Cette décision a été signifiée le 27 novembre 2023 à Monsieur [Y] [M] [R].
Le 27 novembre 2023, un commandement de quitter les lieux a été délivré à Monsieur [Y] [M] [R] à la requête de la FONDATION ARALIS.
Par requête reçue au greffe le 10 septembre 2024, Monsieur [Y] [M] [R] a saisi le juge de l'exécution de [Localité 6] d'une demande de délai pour quitter le logement occupé au [Adresse 5].
L'affaire a été évoquée à l'audience du 22 octobre 2024.
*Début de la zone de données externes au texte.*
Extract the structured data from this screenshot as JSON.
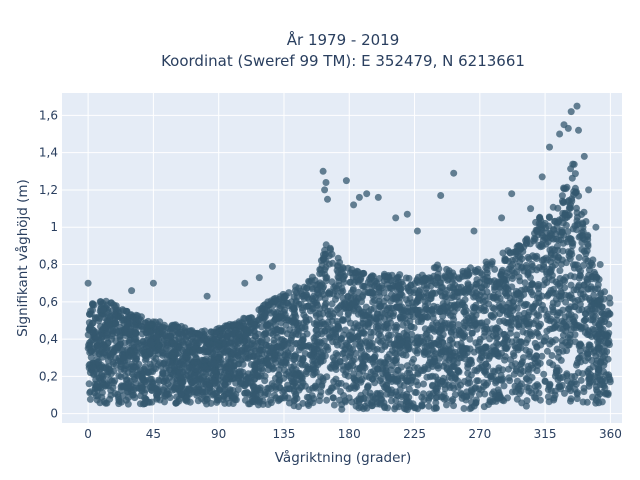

Monsieur [Y] [M] [R], comparaît en personne, assisté de son conseil et sollicite un délai de 10 mois. Il expose se trouver dans une situation financière difficile, qu'il va reprendre le paiement de l'indemnité d'occupation courante à la fin du mois d'octobre 2024. Il mentionne avoir effectué des recherches de logements au mois de septembre 2024 mais également antérieurement.
En réponse, la FONDATION ARALIS, représentée par son conseil, s'oppose à l'octroi de délais. Elle demande également la condamnation de Monsieur [Y] [M] [R] à la somme de 1 000 € au titre de l'article 700 du code de procédure civile ainsi qu'aux entiers dépens d'instance. Elle soutient l'augmentation constante de la dette locative, l'absence de paiement de l'indemnité d'occupation courante depuis le mois de juin 2024, que Monsieur [Y] [M] [R] ne justifie que d'une seule démarche de logement récente et qu'il ne démontre pas sa bonne volonté.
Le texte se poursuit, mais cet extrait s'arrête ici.